Une crucifixion signée I. P. et poinçonnée au revers passa, en 1885, de la collection Watelin, au château de Goluchow. (14) Un baiser de paix, émaillé d'une crucifixion et poinçonné, appartenait en 1908 à un certain Pollak, d'après une note de J. J. Marquet de Vasselot, dans ses papiers laissés au Louvre. (15) Le Corpus amaigri de l'émail de l'Ermitage, la Vierge croisant ses doigts crispés et le saint Jean bondissant de la crucifixion de Baltimore (16) sont intégrés sur l'un des dix médaillons ovales en grisaille, retraçant la Passion, sur le pied d'un ostensoir (ou d'un calice?) dont la partie supérieure manque au Victoria and Albert Museum (C. 2427-1910) (17) (fig. 7). Les draperies en entonnoirs et en tourbillons de ce médaillon de la crucifixion sont semblables à celles de la crucifixion de Baltimore.

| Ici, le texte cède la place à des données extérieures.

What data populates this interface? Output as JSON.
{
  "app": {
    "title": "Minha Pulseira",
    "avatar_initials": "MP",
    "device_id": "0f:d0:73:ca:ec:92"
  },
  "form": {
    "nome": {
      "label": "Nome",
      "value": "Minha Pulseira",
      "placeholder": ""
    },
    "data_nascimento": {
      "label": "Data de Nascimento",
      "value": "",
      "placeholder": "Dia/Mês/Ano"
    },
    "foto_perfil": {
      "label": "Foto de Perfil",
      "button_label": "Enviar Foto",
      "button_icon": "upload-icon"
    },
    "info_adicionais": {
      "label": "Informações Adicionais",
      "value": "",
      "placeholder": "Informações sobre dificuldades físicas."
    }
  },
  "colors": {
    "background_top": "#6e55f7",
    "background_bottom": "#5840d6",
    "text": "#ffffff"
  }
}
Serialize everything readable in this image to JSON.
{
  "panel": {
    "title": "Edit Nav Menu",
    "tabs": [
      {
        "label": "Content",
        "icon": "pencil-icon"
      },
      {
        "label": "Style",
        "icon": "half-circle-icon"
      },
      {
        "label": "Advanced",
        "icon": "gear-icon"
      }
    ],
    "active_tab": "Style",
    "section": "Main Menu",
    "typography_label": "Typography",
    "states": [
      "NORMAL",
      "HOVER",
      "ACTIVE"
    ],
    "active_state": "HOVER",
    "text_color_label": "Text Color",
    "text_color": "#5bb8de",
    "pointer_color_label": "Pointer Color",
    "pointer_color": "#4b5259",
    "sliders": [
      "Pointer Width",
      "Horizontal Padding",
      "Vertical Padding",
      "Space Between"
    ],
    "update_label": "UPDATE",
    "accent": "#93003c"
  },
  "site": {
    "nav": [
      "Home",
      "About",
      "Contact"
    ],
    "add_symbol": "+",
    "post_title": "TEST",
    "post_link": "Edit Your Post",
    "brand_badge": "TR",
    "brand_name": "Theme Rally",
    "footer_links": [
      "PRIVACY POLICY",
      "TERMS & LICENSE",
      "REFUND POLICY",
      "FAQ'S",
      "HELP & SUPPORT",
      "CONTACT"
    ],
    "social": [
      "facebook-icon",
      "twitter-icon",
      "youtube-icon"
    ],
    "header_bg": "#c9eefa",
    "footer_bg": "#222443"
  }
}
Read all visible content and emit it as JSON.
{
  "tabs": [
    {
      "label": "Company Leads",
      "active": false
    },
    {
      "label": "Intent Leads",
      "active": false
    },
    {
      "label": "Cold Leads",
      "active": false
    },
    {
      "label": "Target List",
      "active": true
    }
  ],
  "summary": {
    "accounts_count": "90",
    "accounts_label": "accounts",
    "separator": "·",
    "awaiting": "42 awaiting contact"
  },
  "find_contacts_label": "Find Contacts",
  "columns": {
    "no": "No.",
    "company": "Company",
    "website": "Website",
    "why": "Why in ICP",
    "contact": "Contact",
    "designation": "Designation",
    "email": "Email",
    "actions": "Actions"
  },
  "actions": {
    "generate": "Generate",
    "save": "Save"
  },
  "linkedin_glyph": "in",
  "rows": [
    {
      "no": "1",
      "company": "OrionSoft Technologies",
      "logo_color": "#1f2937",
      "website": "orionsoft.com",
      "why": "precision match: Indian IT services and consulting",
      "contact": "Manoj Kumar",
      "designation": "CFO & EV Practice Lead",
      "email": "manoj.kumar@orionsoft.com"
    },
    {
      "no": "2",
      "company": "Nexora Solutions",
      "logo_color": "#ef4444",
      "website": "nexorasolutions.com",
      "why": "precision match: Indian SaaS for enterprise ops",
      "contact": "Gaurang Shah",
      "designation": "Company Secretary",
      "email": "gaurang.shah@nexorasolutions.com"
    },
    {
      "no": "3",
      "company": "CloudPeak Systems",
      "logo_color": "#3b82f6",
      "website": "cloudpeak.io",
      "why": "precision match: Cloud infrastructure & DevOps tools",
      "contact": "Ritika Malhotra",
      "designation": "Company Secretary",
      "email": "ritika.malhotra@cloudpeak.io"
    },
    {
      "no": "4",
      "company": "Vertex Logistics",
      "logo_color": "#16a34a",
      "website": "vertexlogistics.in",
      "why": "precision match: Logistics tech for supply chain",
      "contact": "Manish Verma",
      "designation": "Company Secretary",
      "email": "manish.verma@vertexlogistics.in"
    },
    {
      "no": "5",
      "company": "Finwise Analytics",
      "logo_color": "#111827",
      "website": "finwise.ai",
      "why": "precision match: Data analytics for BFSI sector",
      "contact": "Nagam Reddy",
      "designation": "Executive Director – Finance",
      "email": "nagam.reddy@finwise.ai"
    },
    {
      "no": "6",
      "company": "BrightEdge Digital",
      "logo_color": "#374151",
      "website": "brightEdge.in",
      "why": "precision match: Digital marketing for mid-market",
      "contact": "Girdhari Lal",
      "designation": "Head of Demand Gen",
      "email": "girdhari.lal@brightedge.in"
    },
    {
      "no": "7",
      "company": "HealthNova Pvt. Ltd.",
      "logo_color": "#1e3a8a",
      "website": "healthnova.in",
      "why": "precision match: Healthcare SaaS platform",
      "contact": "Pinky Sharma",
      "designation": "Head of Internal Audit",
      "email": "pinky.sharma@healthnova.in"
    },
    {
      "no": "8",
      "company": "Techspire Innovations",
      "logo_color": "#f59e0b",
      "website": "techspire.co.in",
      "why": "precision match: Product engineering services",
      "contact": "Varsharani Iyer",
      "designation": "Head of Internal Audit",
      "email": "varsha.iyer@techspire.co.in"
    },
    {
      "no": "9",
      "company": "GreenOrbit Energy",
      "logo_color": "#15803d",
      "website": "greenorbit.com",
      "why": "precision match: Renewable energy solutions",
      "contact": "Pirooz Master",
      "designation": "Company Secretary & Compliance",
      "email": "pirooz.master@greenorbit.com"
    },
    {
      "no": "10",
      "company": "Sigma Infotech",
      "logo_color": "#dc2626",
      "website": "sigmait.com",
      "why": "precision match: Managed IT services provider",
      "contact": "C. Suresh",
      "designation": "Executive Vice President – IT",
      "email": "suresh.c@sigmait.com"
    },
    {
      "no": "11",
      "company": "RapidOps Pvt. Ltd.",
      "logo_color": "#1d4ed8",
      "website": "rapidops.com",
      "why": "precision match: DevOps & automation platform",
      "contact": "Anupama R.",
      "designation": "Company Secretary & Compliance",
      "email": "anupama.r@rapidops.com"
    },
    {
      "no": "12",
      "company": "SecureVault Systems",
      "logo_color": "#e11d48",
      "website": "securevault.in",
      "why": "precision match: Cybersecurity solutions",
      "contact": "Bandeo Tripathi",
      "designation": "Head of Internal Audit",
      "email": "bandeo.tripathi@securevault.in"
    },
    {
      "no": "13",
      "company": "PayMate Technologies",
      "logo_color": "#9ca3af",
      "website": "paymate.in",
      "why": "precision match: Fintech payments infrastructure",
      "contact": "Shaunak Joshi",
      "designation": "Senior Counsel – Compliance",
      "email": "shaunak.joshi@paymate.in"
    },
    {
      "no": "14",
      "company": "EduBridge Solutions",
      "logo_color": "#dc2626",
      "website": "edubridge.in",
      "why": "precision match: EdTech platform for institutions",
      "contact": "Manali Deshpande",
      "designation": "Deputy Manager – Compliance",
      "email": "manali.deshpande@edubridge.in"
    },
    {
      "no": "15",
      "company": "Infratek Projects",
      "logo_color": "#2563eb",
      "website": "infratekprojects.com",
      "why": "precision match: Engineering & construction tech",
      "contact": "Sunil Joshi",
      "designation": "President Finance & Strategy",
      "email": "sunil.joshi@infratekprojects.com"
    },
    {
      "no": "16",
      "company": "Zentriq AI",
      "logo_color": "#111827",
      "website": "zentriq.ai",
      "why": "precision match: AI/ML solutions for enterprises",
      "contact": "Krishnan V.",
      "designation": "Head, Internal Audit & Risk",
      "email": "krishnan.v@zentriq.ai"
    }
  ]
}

Le saint Jean échevelé et la sainte femme à la tête voilée de la crucifixion d'Ottawa se réincarnent dans le Nicodème et la Vierge d'une mise au tombeau vendue à l'hôtel Drouot, à Paris, le 19 mars 1946, et acquis plus tard par Madame Gabrielle Kopelman, de New York (fig. 8). Elle est émaillée en grisaille sur une plaque rectangulaire échancrée qui s'emboîte dans le médaillon Le Christ enfant parmi les docteurs, au Victoria and Albert Museum (790-1877). (18) L'assemblage reproduit exactement l'emboîtement des mêmes sujets dans un encadrement fait de onze scènes de la vie du Christ autour d'une grande plaque représentant l'Ascension, au musée de l'Ermitage. (19) Tous les émaux colorés de cette pièce composite sont timbrés au revers du poinçon de Jean II Pénicaud.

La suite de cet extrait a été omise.